I don't undersatnd what they mean by inital phase angle. The initial phase would be the mass at -1.31cm moving upwards. I would just be...
$$x=- \omega^2 A cos(\omega t + \phi)$$
$$\phi=0$$

or... I think this might be a valid answer...

$$x_i=Acos\phi$$
$$-1.31=1.31cos\phi$$
$$\phi = \pi$$

am I doing this all correctly?

 

[Doc Al]

Looks good to me. (Yes, $\phi = \pi$.)

 

[quasar987]

Could you explain to me what you did in part b. please?

 

[Doc Al]

When the car is accelerating, the spring must exert an additional force equal to $ma = mg/3$, thus the spring must stretch an additional $x = mg/(3k)$.

 

[quasar987]

But isn't this just the new equilibrium position of the block?
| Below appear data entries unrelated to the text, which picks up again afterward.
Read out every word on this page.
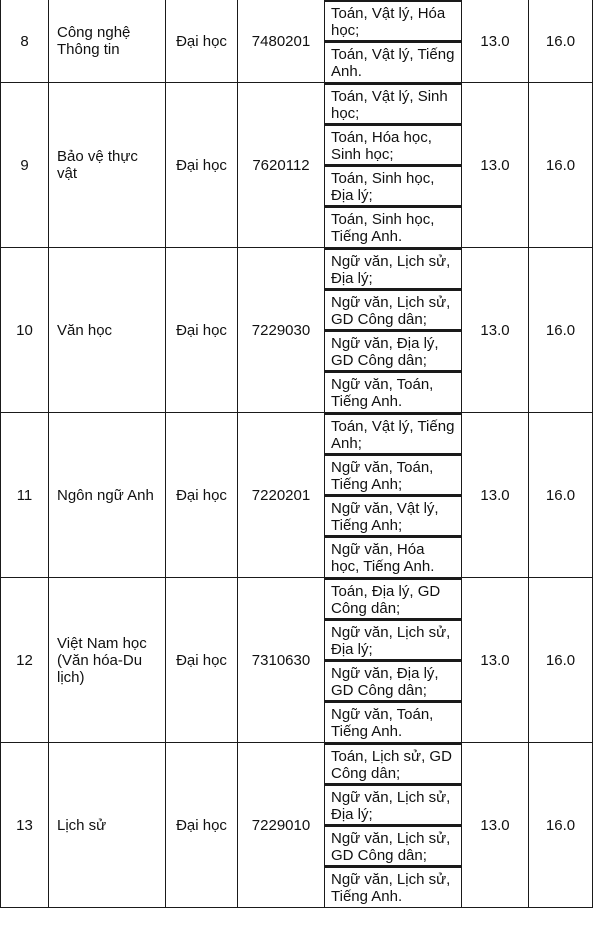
8	Công nghệ Thông tin	Đại học	7480201	Toán, Vật lý, Hóa học;
Toán, Vật lý, Tiếng Anh.	13.0	16.0
9	Bảo vệ thực vật	Đại học	7620112	Toán, Vật lý, Sinh học;
Toán, Hóa học, Sinh học;
Toán, Sinh học, Địa lý;
Toán, Sinh học, Tiếng Anh.	13.0	16.0
10	Văn học	Đại học	7229030	Ngữ văn, Lịch sử, Địa lý;
Ngữ văn, Lịch sử, GD Công dân;
Ngữ văn, Địa lý, GD Công dân;
Ngữ văn, Toán, Tiếng Anh.	13.0	16.0
11	Ngôn ngữ Anh	Đại học	7220201	Toán, Vật lý, Tiếng Anh;
Ngữ văn, Toán, Tiếng Anh;
Ngữ văn, Vật lý, Tiếng Anh;
Ngữ văn, Hóa học, Tiếng Anh.	13.0	16.0
12	Việt Nam học (Văn hóa-Du lịch)	Đại học	7310630	Toán, Địa lý, GD Công dân;
Ngữ văn, Lịch sử, Địa lý;
Ngữ văn, Địa lý, GD Công dân;
Ngữ văn, Toán, Tiếng Anh.	13.0	16.0
13	Lịch sử	Đại học	7229010	Toán, Lịch sử, GD Công dân;
Ngữ văn, Lịch sử, Địa lý;
Ngữ văn, Lịch sử, GD Công dân;
Ngữ văn, Lịch sử, Tiếng Anh.	13.0	16.0
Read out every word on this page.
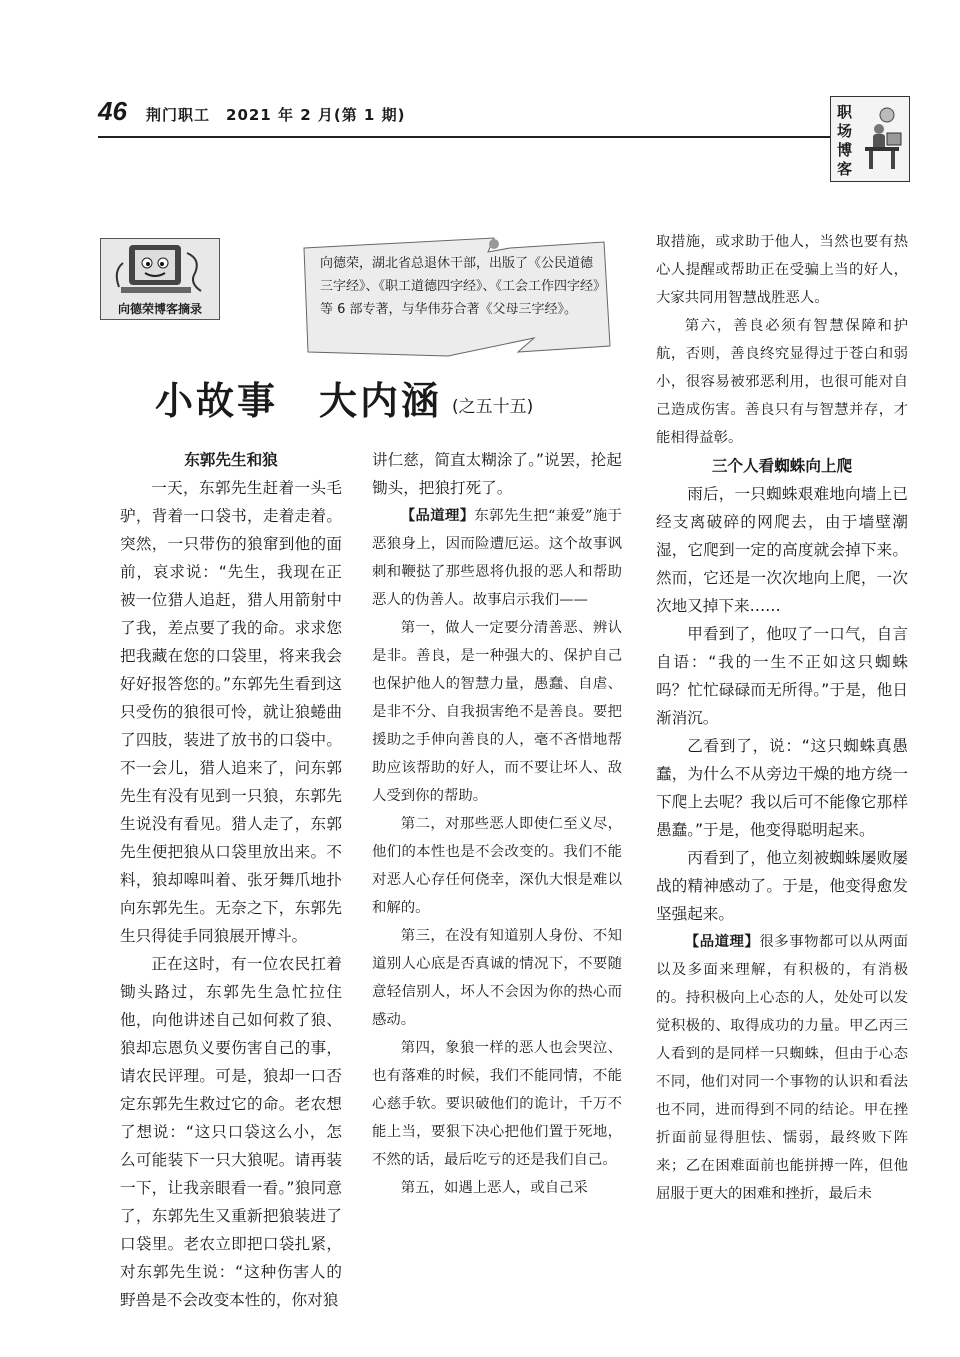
46 荆门职工　2021 年 2 月(第 1 期)	职
场
博
客
向德荣博客摘录
向德荣，湖北省总退休干部，出版了《公民道德三字经》、《职工道德四字经》、《工会工作四字经》等 6 部专著，与华伟芬合著《父母三字经》。
小故事　大内涵 (之五十五)

东郭先生和狼

一天，东郭先生赶着一头毛驴，背着一口袋书，走着走着。突然，一只带伤的狼窜到他的面前，哀求说：“先生，我现在正被一位猎人追赶，猎人用箭射中了我，差点要了我的命。求求您把我藏在您的口袋里，将来我会好好报答您的。”东郭先生看到这只受伤的狼很可怜，就让狼蜷曲了四肢，装进了放书的口袋中。不一会儿，猎人追来了，问东郭先生有没有见到一只狼，东郭先生说没有看见。猎人走了，东郭先生便把狼从口袋里放出来。不料，狼却嗥叫着、张牙舞爪地扑向东郭先生。无奈之下，东郭先生只得徒手同狼展开博斗。

正在这时，有一位农民扛着锄头路过，东郭先生急忙拉住他，向他讲述自己如何救了狼、狼却忘恩负义要伤害自己的事，请农民评理。可是，狼却一口否定东郭先生救过它的命。老农想了想说：“这只口袋这么小，怎么可能装下一只大狼呢。请再装一下，让我亲眼看一看。”狼同意了，东郭先生又重新把狼装进了口袋里。老农立即把口袋扎紧，对东郭先生说：“这种伤害人的野兽是不会改变本性的，你对狼

讲仁慈，简直太糊涂了。”说罢，抡起锄头，把狼打死了。

【品道理】东郭先生把“兼爱”施于恶狼身上，因而险遭厄运。这个故事讽刺和鞭挞了那些恩将仇报的恶人和帮助恶人的伪善人。故事启示我们——

第一，做人一定要分清善恶、辨认是非。善良，是一种强大的、保护自己也保护他人的智慧力量，愚蠢、自虐、是非不分、自我损害绝不是善良。要把援助之手伸向善良的人，毫不吝惜地帮助应该帮助的好人，而不要让坏人、敌人受到你的帮助。

第二，对那些恶人即使仁至义尽，他们的本性也是不会改变的。我们不能对恶人心存任何侥幸，深仇大恨是难以和解的。

第三，在没有知道别人身份、不知道别人心底是否真诚的情况下，不要随意轻信别人，坏人不会因为你的热心而感动。

第四，象狼一样的恶人也会哭泣、也有落难的时候，我们不能同情，不能心慈手软。要识破他们的诡计，千万不能上当，要狠下决心把他们置于死地，不然的话，最后吃亏的还是我们自己。

第五，如遇上恶人，或自己采

取措施，或求助于他人，当然也要有热心人提醒或帮助正在受骗上当的好人，大家共同用智慧战胜恶人。

第六，善良必须有智慧保障和护航，否则，善良终究显得过于苍白和弱小，很容易被邪恶利用，也很可能对自己造成伤害。善良只有与智慧并存，才能相得益彰。

三个人看蜘蛛向上爬

雨后，一只蜘蛛艰难地向墙上已经支离破碎的网爬去，由于墙壁潮湿，它爬到一定的高度就会掉下来。然而，它还是一次次地向上爬，一次次地又掉下来……

甲看到了，他叹了一口气，自言自语：“我的一生不正如这只蜘蛛吗？忙忙碌碌而无所得。”于是，他日渐消沉。

乙看到了，说：“这只蜘蛛真愚蠢，为什么不从旁边干燥的地方绕一下爬上去呢？我以后可不能像它那样愚蠢。”于是，他变得聪明起来。

丙看到了，他立刻被蜘蛛屡败屡战的精神感动了。于是，他变得愈发坚强起来。

【品道理】很多事物都可以从两面以及多面来理解，有积极的，有消极的。持积极向上心态的人，处处可以发觉积极的、取得成功的力量。甲乙丙三人看到的是同样一只蜘蛛，但由于心态不同，他们对同一个事物的认识和看法也不同，进而得到不同的结论。甲在挫折面前显得胆怯、懦弱，最终败下阵来；乙在困难面前也能拼搏一阵，但他屈服于更大的困难和挫折，最后未
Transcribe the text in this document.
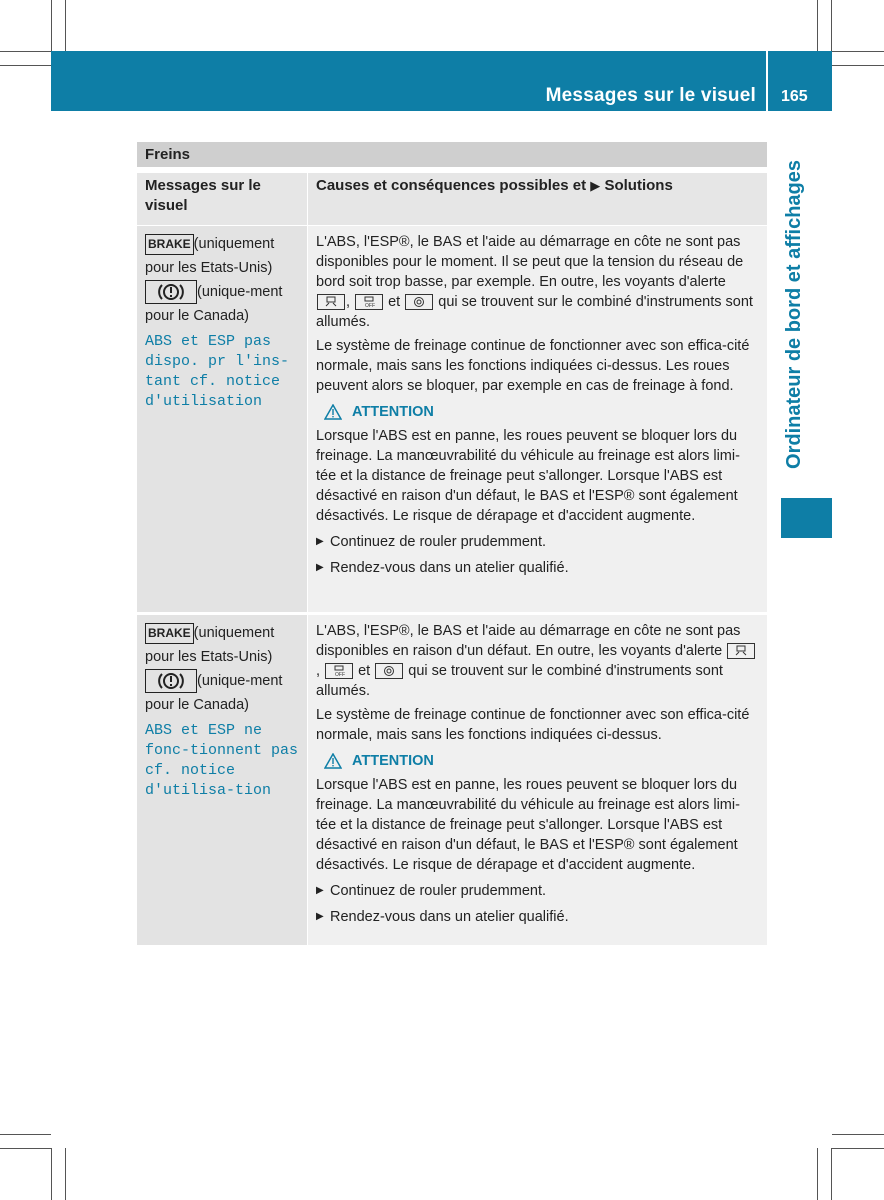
Messages sur le visuel 165
Ordinateur de bord et affichages
Freins
Messages sur le visuel
Causes et conséquences possibles et ▶ Solutions
BRAKE (uniquement pour les Etats-Unis)
(unique-ment pour le Canada)
ABS et ESP pas dispo. pr l'ins-tant cf. notice d'utilisation

L'ABS, l'ESP®, le BAS et l'aide au démarrage en côte ne sont pas disponibles pour le moment. Il se peut que la tension du réseau de bord soit trop basse, par exemple. En outre, les voyants d'alerte
, OFF et	qui se trouvent sur le combiné d'instruments sont allumés.

Le système de freinage continue de fonctionner avec son effica-cité normale, mais sans les fonctions indiquées ci-dessus. Les roues peuvent alors se bloquer, par exemple en cas de freinage à fond.

ATTENTION

Lorsque l'ABS est en panne, les roues peuvent se bloquer lors du freinage. La manœuvrabilité du véhicule au freinage est alors limi-tée et la distance de freinage peut s'allonger. Lorsque l'ABS est désactivé en raison d'un défaut, le BAS et l'ESP® sont également désactivés. Le risque de dérapage et d'accident augmente.

▶ Continuez de rouler prudemment.
▶ Rendez-vous dans un atelier qualifié.
BRAKE (uniquement pour les Etats-Unis)
(unique-ment pour le Canada)
ABS et ESP ne fonc-tionnent pas cf. notice d'utilisa-tion

L'ABS, l'ESP®, le BAS et l'aide au démarrage en côte ne sont pas disponibles en raison d'un défaut. En outre, les voyants d'alerte
, OFF et	qui se trouvent sur le combiné d'instruments sont allumés.

Le système de freinage continue de fonctionner avec son effica-cité normale, mais sans les fonctions indiquées ci-dessus.

ATTENTION

Lorsque l'ABS est en panne, les roues peuvent se bloquer lors du freinage. La manœuvrabilité du véhicule au freinage est alors limi-tée et la distance de freinage peut s'allonger. Lorsque l'ABS est désactivé en raison d'un défaut, le BAS et l'ESP® sont également désactivés. Le risque de dérapage et d'accident augmente.

▶ Continuez de rouler prudemment.
▶ Rendez-vous dans un atelier qualifié.
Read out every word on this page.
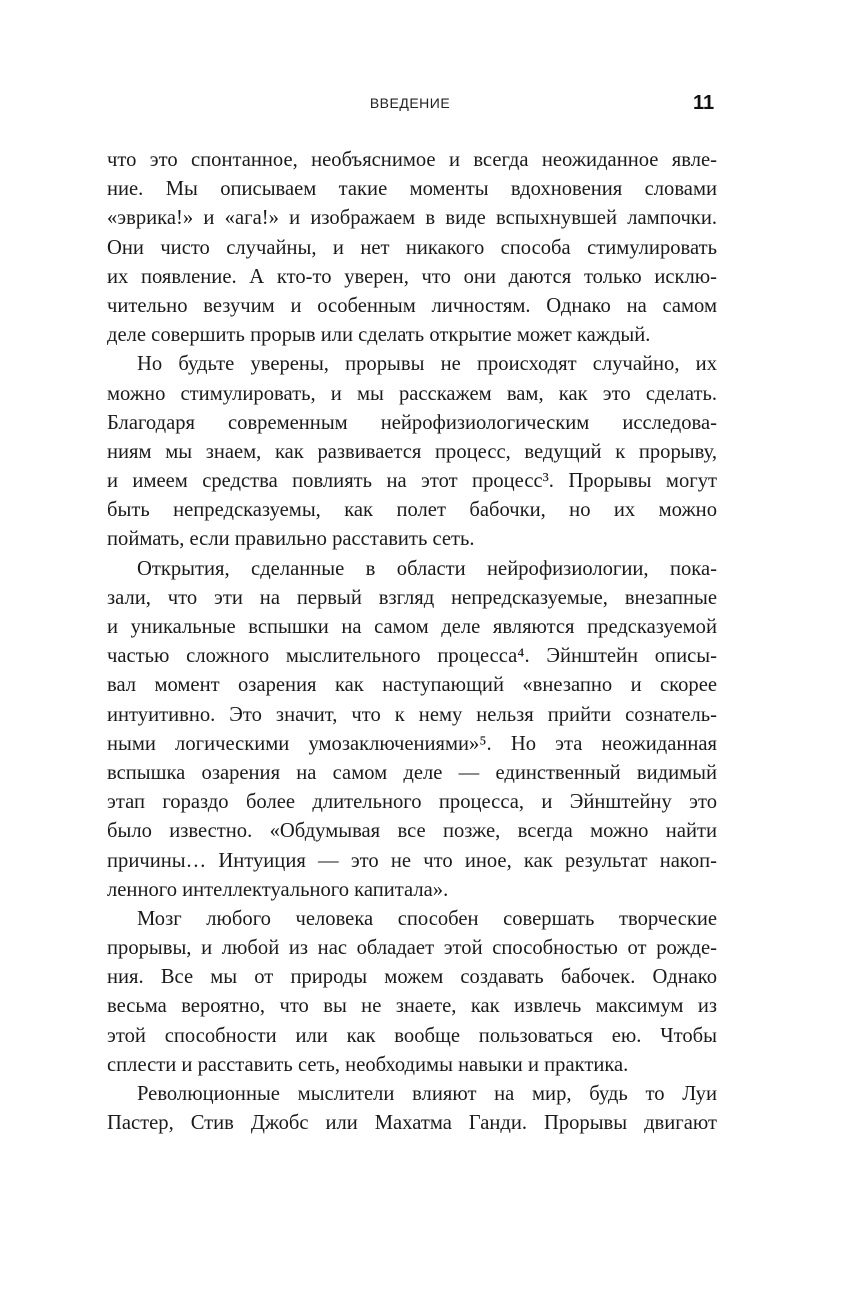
ВВЕДЕНИЕ	11

что это спонтанное, необъяснимое и всегда неожиданное явле-
ние. Мы описываем такие моменты вдохновения словами
«эврика!» и «ага!» и изображаем в виде вспыхнувшей лампочки.
Они чисто случайны, и нет никакого способа стимулировать
их появление. А кто-то уверен, что они даются только исклю-
чительно везучим и особенным личностям. Однако на самом
деле совершить прорыв или сделать открытие может каждый.

Но будьте уверены, прорывы не происходят случайно, их
можно стимулировать, и мы расскажем вам, как это сделать.
Благодаря современным нейрофизиологическим исследова-
ниям мы знаем, как развивается процесс, ведущий к прорыву,
и имеем средства повлиять на этот процесс³. Прорывы могут
быть непредсказуемы, как полет бабочки, но их можно
поймать, если правильно расставить сеть.

Открытия, сделанные в области нейрофизиологии, пока-
зали, что эти на первый взгляд непредсказуемые, внезапные
и уникальные вспышки на самом деле являются предсказуемой
частью сложного мыслительного процесса⁴. Эйнштейн описы-
вал момент озарения как наступающий «внезапно и скорее
интуитивно. Это значит, что к нему нельзя прийти сознатель-
ными логическими умозаключениями»⁵. Но эта неожиданная
вспышка озарения на самом деле — единственный видимый
этап гораздо более длительного процесса, и Эйнштейну это
было известно. «Обдумывая все позже, всегда можно найти
причины… Интуиция — это не что иное, как результат накоп-
ленного интеллектуального капитала».

Мозг любого человека способен совершать творческие
прорывы, и любой из нас обладает этой способностью от рожде-
ния. Все мы от природы можем создавать бабочек. Однако
весьма вероятно, что вы не знаете, как извлечь максимум из
этой способности или как вообще пользоваться ею. Чтобы
сплести и расставить сеть, необходимы навыки и практика.

Революционные мыслители влияют на мир, будь то Луи
Пастер, Стив Джобс или Махатма Ганди. Прорывы двигают
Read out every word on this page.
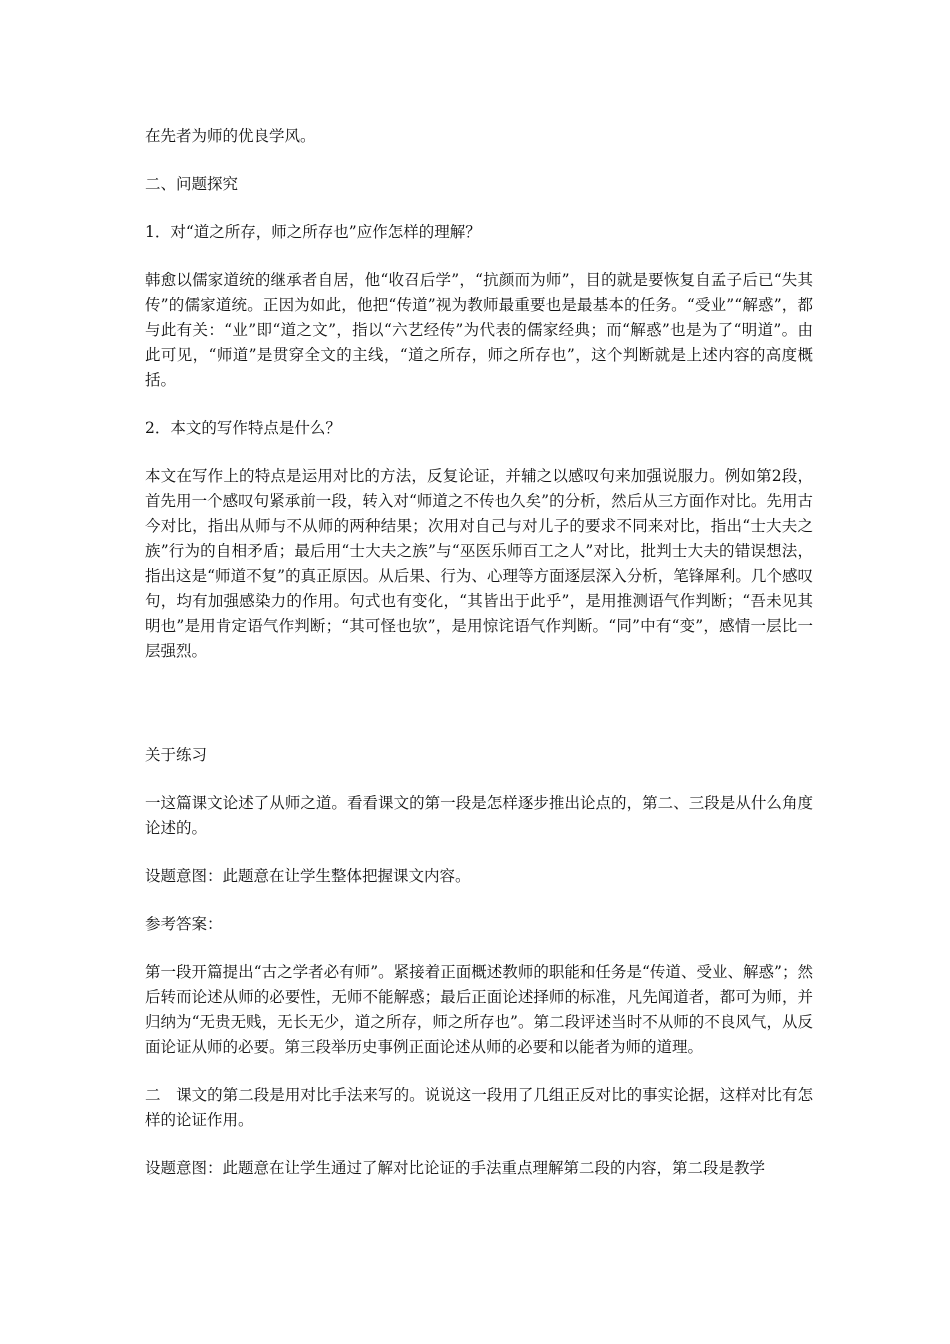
在先者为师的优良学风。

二、问题探究

1．对“道之所存，师之所存也”应作怎样的理解？

韩愈以儒家道统的继承者自居，他“收召后学”，“抗颜而为师”，目的就是要恢复自孟子后已“失其传”的儒家道统。正因为如此，他把“传道”视为教师最重要也是最基本的任务。“受业”“解惑”，都与此有关：“业”即“道之文”，指以“六艺经传”为代表的儒家经典；而“解惑”也是为了“明道”。由此可见，“师道”是贯穿全文的主线，“道之所存，师之所存也”，这个判断就是上述内容的高度概括。

2．本文的写作特点是什么？

本文在写作上的特点是运用对比的方法，反复论证，并辅之以感叹句来加强说服力。例如第2段，首先用一个感叹句紧承前一段，转入对“师道之不传也久矣”的分析，然后从三方面作对比。先用古今对比，指出从师与不从师的两种结果；次用对自己与对儿子的要求不同来对比，指出“士大夫之族”行为的自相矛盾；最后用“士大夫之族”与“巫医乐师百工之人”对比，批判士大夫的错误想法，指出这是“师道不复”的真正原因。从后果、行为、心理等方面逐层深入分析，笔锋犀利。几个感叹句，均有加强感染力的作用。句式也有变化，“其皆出于此乎”，是用推测语气作判断；“吾未见其明也”是用肯定语气作判断；“其可怪也欤”，是用惊诧语气作判断。“同”中有“变”，感情一层比一层强烈。

关于练习

一这篇课文论述了从师之道。看看课文的第一段是怎样逐步推出论点的，第二、三段是从什么角度论述的。

设题意图：此题意在让学生整体把握课文内容。

参考答案：

第一段开篇提出“古之学者必有师”。紧接着正面概述教师的职能和任务是“传道、受业、解惑”；然后转而论述从师的必要性，无师不能解惑；最后正面论述择师的标准，凡先闻道者，都可为师，并归纳为“无贵无贱，无长无少，道之所存，师之所存也”。第二段评述当时不从师的不良风气，从反面论证从师的必要。第三段举历史事例正面论述从师的必要和以能者为师的道理。

二　课文的第二段是用对比手法来写的。说说这一段用了几组正反对比的事实论据，这样对比有怎样的论证作用。

设题意图：此题意在让学生通过了解对比论证的手法重点理解第二段的内容，第二段是教学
After this new position has been attained, the sum of the force of the block is zero but it will have picked a speed in going from rest to this point while accelerating according to

$$a = -kx/m + g/3$$

Therefor it will oscilate around $x = mg/(3k)$.

 

[Doc Al]

With no acceleration, the equilibrium point will be where the spring is stretched an amount $mg/k$; when the car is accelerating at $g/3$, the equilibrium position will be at a stretch of $mg/k + mg/(3k)$.

The initial condition is that the car is accelerating, thus the initial position of the mass is at $x_0 = -mg/k -mg/(3k)$. At t=0, the acceleration stops (but the speed remains at whatever it is). So, at t=0 the equilbrium position is $mg/k$, thus the mass is displaced $mg/(3k)$ below that equilibrium point. It will oscillate about the equilibrium point with an amplitude of $mg/(3k)$.

 

[quasar987]

Oops, I had misread the question. I tought the block was initially at rest, THEN the elevator started accelerating, THEN it sudently stopped. Sowwy.